実際、リチウムイオン二次電池については、リーフが採用しているAESC(オートモーティブエナジーサプライ、現:エンビジョンAESC)製ではないことを、ASEC本社(神奈川県座間市)で関係者から直接聞いた。
広報車両が置かれた日産本社の地下駐車場から屋外に出る際、途中の登坂でいきなりエンジンが作動。エンジンは発電機という名目だったので、このタイミングでエンジンが動いたことに少々驚いた。
そして、横浜市街を巡りながら、日産がワンペダルと呼ぶ回生力が極めて強いセッティングに対して驚いた。
こうした運転特性をタイでは「スリル」と呼び、これから世界展開を図る可能性がある。
タイを含めた各地で導入され、多様な国民からeパワーに対する意見や感想が得られることで今後、eパワーのさらなる性能向上が見込まれる。
これは日本のユーザーにとってコスト低減とともに大きなメリットだ。
キックスeパワー、日本軽視なのか?
一方で、キックスeパワーを題材に、日産が日本市場を軽視しているのではないか、という見方もあるかもしれない。
新型ジュークは英国で発表され、日本では販売されず、日本でのジューク後継がタイ生産でタイで先行発売の事実上マイナーチェンジのキックス。
これを、日本軽視と捉えるかどうかだ。
ユーザー目線では、かなりのマニアでない限り、そのクルマの世界市場における位置付けを気にして購入を決めることはないと思う。

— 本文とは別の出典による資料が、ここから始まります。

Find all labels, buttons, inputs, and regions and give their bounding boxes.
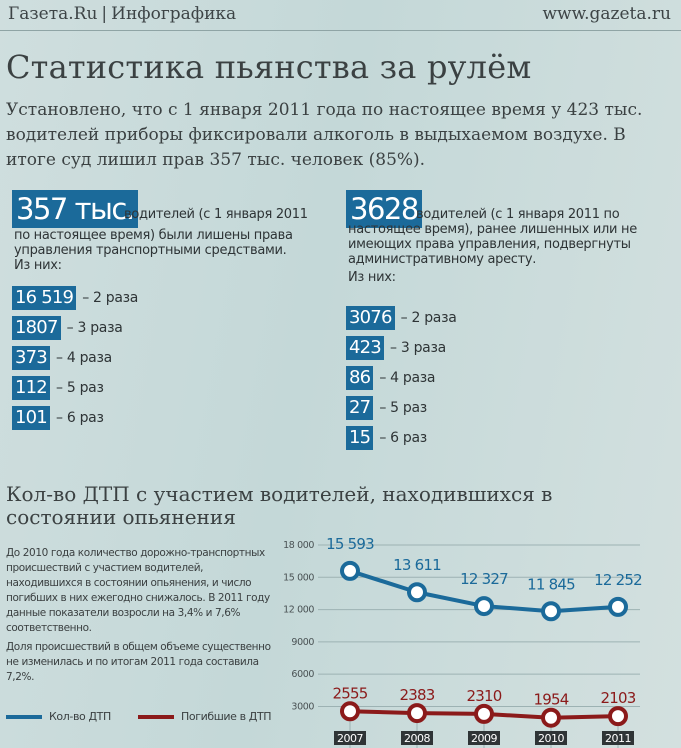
left-item: 112 – 5 раз	[12, 376, 104, 400]
left-item-label: – 6 раз	[55, 410, 104, 426]
x-tick-label: 2010	[538, 732, 564, 745]
data-label: 12 327	[460, 570, 508, 588]
data-point	[474, 596, 494, 617]
intro-text: Установлено, что с 1 января 2011 года по…	[6, 100, 643, 170]
x-tick-box	[602, 731, 634, 745]
left-item-label: – 2 раза	[82, 290, 139, 306]
data-point	[541, 707, 561, 728]
right-item: 3076 – 2 раза	[346, 306, 457, 330]
left-item-label: – 3 раза	[66, 320, 123, 336]
data-point	[340, 560, 360, 581]
legend-label-accidents: Кол-во ДТП	[49, 710, 111, 723]
right-item-label: – 2 раза	[400, 310, 457, 326]
data-label: 2383	[400, 686, 435, 704]
left-item: 101 – 6 раз	[12, 406, 104, 430]
chart-note-1: До 2010 года количество дорожно-транспор…	[6, 547, 270, 634]
left-item-label: – 5 раз	[55, 380, 104, 396]
right-big-value: 3628	[346, 190, 422, 228]
right-item-label: – 6 раз	[379, 430, 427, 446]
right-desc-line-2: настоящее время), ранее лишенных или не	[348, 222, 637, 237]
data-point	[541, 601, 561, 622]
y-tick-label: 9000	[291, 637, 314, 648]
right-item-label: – 4 раза	[379, 370, 436, 386]
right-item: 27 – 5 раз	[346, 396, 427, 420]
right-item: 86 – 4 раза	[346, 366, 436, 390]
left-item-value: 373	[12, 346, 50, 370]
right-item-value: 423	[346, 336, 384, 360]
data-label: 11 845	[527, 575, 575, 593]
left-item-value: 101	[12, 406, 50, 430]
data-point	[474, 703, 494, 724]
left-big-number: 357 тыс.	[12, 190, 138, 228]
legend-item-deaths: Погибшие в ДТП	[138, 710, 272, 723]
page-title: Статистика пьянства за рулём	[6, 48, 532, 86]
right-desc-line-4: административному аресту.	[348, 252, 537, 267]
legend-label-deaths: Погибшие в ДТП	[181, 710, 272, 723]
left-desc-line-1: водителей (с 1 января 2011	[124, 207, 308, 222]
header-divider	[0, 30, 681, 31]
data-label: 13 611	[393, 556, 441, 574]
right-desc: настоящее время), ранее лишенных или не …	[348, 222, 668, 285]
y-tick-label: 12 000	[283, 605, 314, 616]
data-point	[608, 596, 628, 617]
data-label: 2555	[333, 684, 368, 702]
x-tick-label: 2009	[471, 732, 497, 745]
left-of-them: Из них:	[14, 258, 62, 273]
y-tick-label: 18 000	[283, 540, 314, 551]
left-item-label: – 4 раза	[55, 350, 112, 366]
x-tick-box	[401, 731, 433, 745]
data-label: 15 593	[326, 535, 374, 553]
x-tick-label: 2011	[605, 732, 631, 745]
right-item-label: – 5 раз	[379, 400, 427, 416]
left-desc-line-3: управления транспортными средствами.	[14, 243, 287, 258]
brand-name: Газета.Ru	[8, 4, 98, 24]
left-item-value: 16 519	[12, 286, 77, 310]
x-tick-box	[334, 731, 366, 745]
data-point	[340, 701, 360, 722]
left-desc: по настоящее время) были лишены права уп…	[14, 228, 314, 273]
left-item: 1807 – 3 раза	[12, 316, 123, 340]
right-item-value: 86	[346, 366, 374, 390]
x-tick-label: 2008	[404, 732, 430, 745]
brand-section: Инфографика	[111, 4, 237, 24]
data-point	[407, 582, 427, 603]
right-item-value: 15	[346, 426, 374, 450]
x-tick-box	[535, 731, 567, 745]
legend-item-accidents: Кол-во ДТП	[6, 710, 111, 723]
site-url[interactable]: www.gazeta.ru	[542, 4, 671, 24]
y-tick-label: 3000	[291, 701, 314, 712]
left-item-value: 1807	[12, 316, 61, 340]
right-item-value: 3076	[346, 306, 395, 330]
data-point	[407, 703, 427, 724]
x-tick-label: 2007	[337, 732, 363, 745]
right-desc-line-3: имеющих права управления, подвергнуты	[348, 237, 631, 252]
left-item: 16 519 – 2 раза	[12, 286, 138, 310]
chart-note-2: Доля происшествий в общем объеме существ…	[6, 641, 271, 683]
data-label: 2310	[467, 687, 502, 705]
legend-swatch-deaths	[138, 714, 174, 719]
right-item: 423 – 3 раза	[346, 336, 446, 360]
legend-swatch-accidents	[6, 714, 42, 719]
data-label: 2103	[601, 689, 636, 707]
brand: Газета.Ru | Инфографика	[8, 4, 237, 24]
right-big-number: 3628	[346, 190, 422, 228]
y-tick-label: 6000	[291, 669, 314, 680]
x-tick-box	[468, 731, 500, 745]
right-item-label: – 3 раза	[389, 340, 446, 356]
y-tick-label: 15 000	[283, 572, 314, 583]
right-item: 15 – 6 раз	[346, 426, 427, 450]
left-desc-line-2: по настоящее время) были лишены права	[14, 228, 293, 243]
right-of-them: Из них:	[348, 270, 396, 285]
data-point	[608, 706, 628, 727]
chart-section-title: Кол-во ДТП с участием водителей, находив…	[6, 482, 553, 529]
left-item: 373 – 4 раза	[12, 346, 112, 370]
left-big-value: 357 тыс.	[12, 190, 138, 228]
data-label: 1954	[534, 691, 569, 709]
right-item-value: 27	[346, 396, 374, 420]
left-item-value: 112	[12, 376, 50, 400]
data-label: 12 252	[594, 571, 642, 589]
right-desc-line-1: водителей (с 1 января 2011 по	[416, 207, 620, 222]
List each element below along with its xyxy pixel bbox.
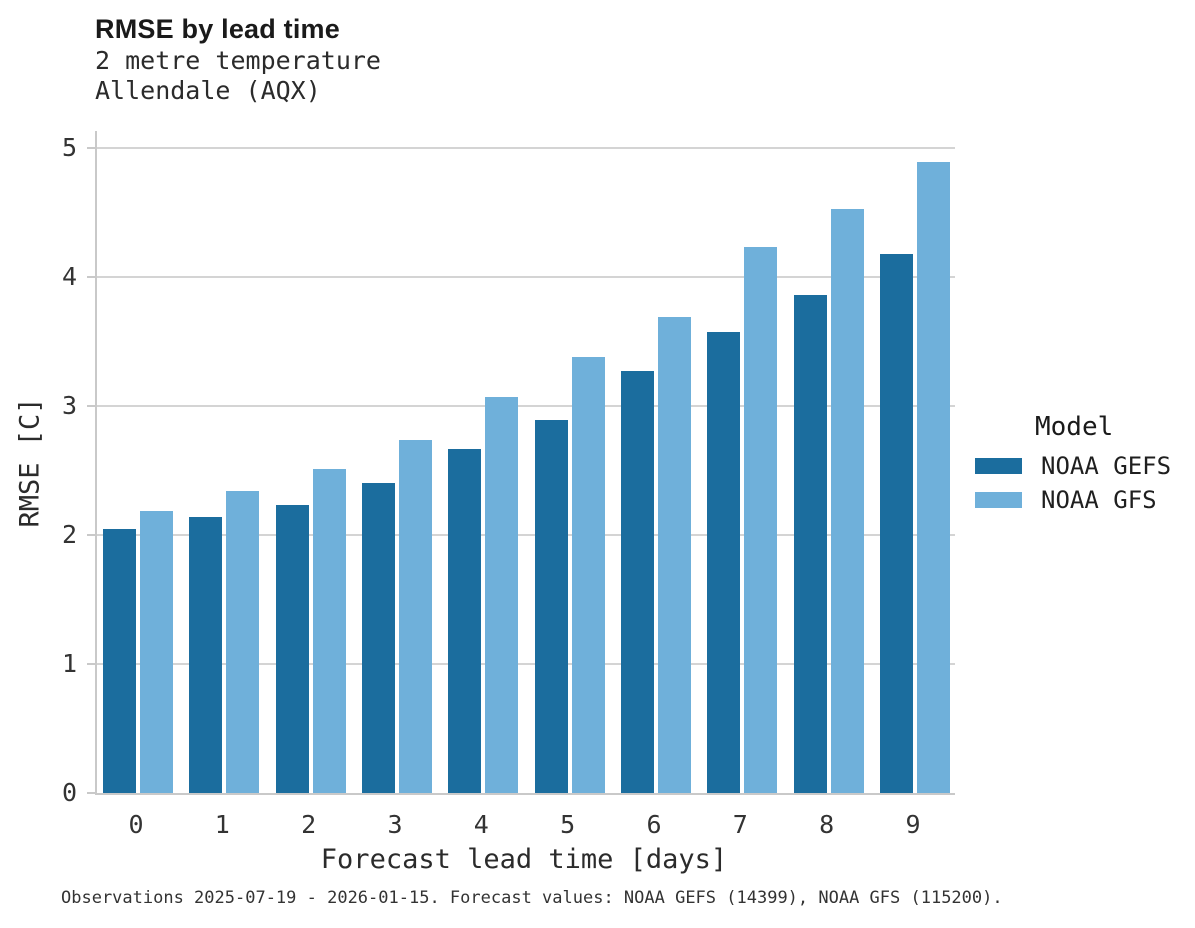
y-tick-label-2: 2 — [61, 520, 77, 549]
chart-subtitle-station: Allendale (AQX) — [95, 76, 321, 105]
y-tick-mark-0 — [87, 792, 95, 794]
bar-noaa-gfs-lead-7 — [744, 247, 778, 793]
legend-rows: NOAA GEFS NOAA GFS — [975, 451, 1172, 514]
bar-noaa-gfs-lead-5 — [571, 356, 605, 793]
bar-noaa-gfs-lead-4 — [485, 396, 519, 793]
chart-subtitle-variable: 2 metre temperature — [95, 46, 381, 75]
x-tick-label-2: 2 — [301, 810, 317, 839]
y-tick-mark-3 — [87, 405, 95, 407]
bar-noaa-gefs-lead-0 — [103, 528, 136, 793]
legend-swatch-noaa-gefs — [975, 457, 1022, 474]
y-axis-title: RMSE [C] — [10, 131, 50, 793]
x-tick-label-3: 3 — [387, 810, 403, 839]
bar-noaa-gfs-lead-3 — [398, 439, 432, 793]
y-tick-label-1: 1 — [61, 649, 77, 678]
y-tick-label-5: 5 — [61, 133, 77, 162]
x-tick-label-6: 6 — [646, 810, 662, 839]
bar-noaa-gfs-lead-2 — [312, 469, 346, 793]
x-tick-label-9: 9 — [905, 810, 921, 839]
x-tick-label-1: 1 — [214, 810, 230, 839]
footer-caption: Observations 2025-07-19 - 2026-01-15. Fo… — [61, 888, 1003, 908]
bar-noaa-gfs-lead-8 — [830, 208, 864, 793]
bar-noaa-gefs-lead-9 — [879, 253, 913, 793]
gridline-y-5 — [97, 147, 955, 149]
y-tick-mark-5 — [87, 147, 95, 149]
x-tick-label-5: 5 — [560, 810, 576, 839]
bar-noaa-gefs-lead-6 — [620, 371, 654, 793]
bar-noaa-gefs-lead-1 — [189, 516, 223, 793]
bar-noaa-gefs-lead-2 — [275, 505, 309, 793]
y-tick-label-0: 0 — [61, 778, 77, 807]
x-tick-label-4: 4 — [473, 810, 489, 839]
legend-label-noaa-gefs: NOAA GEFS — [1041, 451, 1172, 480]
bar-noaa-gfs-lead-9 — [916, 162, 950, 793]
y-tick-mark-4 — [87, 276, 95, 278]
legend-title: Model — [1035, 412, 1114, 442]
chart-header: RMSE by lead time 2 metre temperature Al… — [95, 13, 381, 106]
legend-label-noaa-gfs: NOAA GFS — [1041, 485, 1157, 514]
bar-noaa-gefs-lead-3 — [361, 483, 395, 793]
y-tick-label-3: 3 — [61, 391, 77, 420]
legend-entry-noaa-gfs: NOAA GFS — [975, 485, 1171, 514]
x-tick-label-8: 8 — [819, 810, 835, 839]
y-tick-mark-1 — [87, 663, 95, 665]
x-axis-title: Forecast lead time [days] — [320, 844, 728, 875]
legend-entry-noaa-gefs: NOAA GEFS — [975, 451, 1172, 480]
bar-noaa-gefs-lead-4 — [448, 448, 482, 793]
chart-title: RMSE by lead time — [95, 14, 340, 44]
legend: Model NOAA GEFS NOAA GFS — [975, 411, 1172, 514]
x-tick-label-0: 0 — [128, 810, 144, 839]
gridline-y-2 — [97, 534, 955, 536]
bar-noaa-gfs-lead-1 — [226, 491, 260, 793]
bar-noaa-gefs-lead-8 — [793, 295, 827, 793]
x-tick-label-7: 7 — [732, 810, 748, 839]
bar-noaa-gefs-lead-5 — [534, 420, 568, 793]
bar-noaa-gfs-lead-6 — [657, 317, 691, 793]
bar-noaa-gfs-lead-0 — [140, 510, 173, 793]
gridline-y-1 — [97, 663, 955, 665]
legend-swatch-noaa-gfs — [975, 491, 1022, 508]
bar-noaa-gefs-lead-7 — [707, 332, 741, 793]
plot-area — [95, 131, 955, 795]
gridline-y-3 — [97, 405, 955, 407]
y-tick-mark-2 — [87, 534, 95, 536]
y-tick-label-4: 4 — [61, 262, 77, 291]
gridline-y-4 — [97, 276, 955, 278]
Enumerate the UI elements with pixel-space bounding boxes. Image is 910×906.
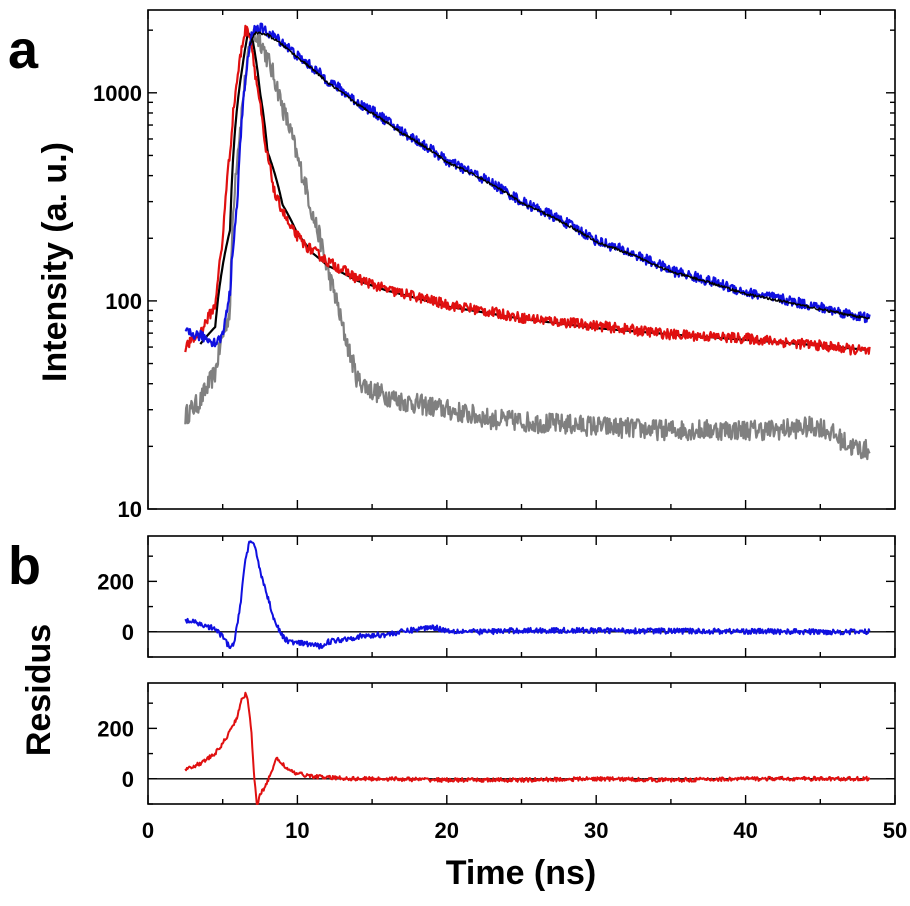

各種の調査では、クルマの購入動機は、値引きを含めた価格、デザイン、燃費、使い勝手などが主流である。
また、eパワーについては、現行ノート発売4年後のマイナーチェンジでの採用でも、プリウスやアクアを抜いて登録車販売トップに躍り出た。
これは、ユーザーがeパワーの独自性を商品価値として認めたからだ。
日産は、電動化技術の普及でトヨタハイブリッドに大きな遅れをとり、EVの早期導入を決断。その流れを汲むeパワーがまずは日本で支持され、これからタイをベースに世界各国での普及を狙う。
日産にとって貴重な資産であるeパワーを搭載したキックス。日本でどんな価格で、どのような走りを感じることができるのか、ユーザーの期待が高まる。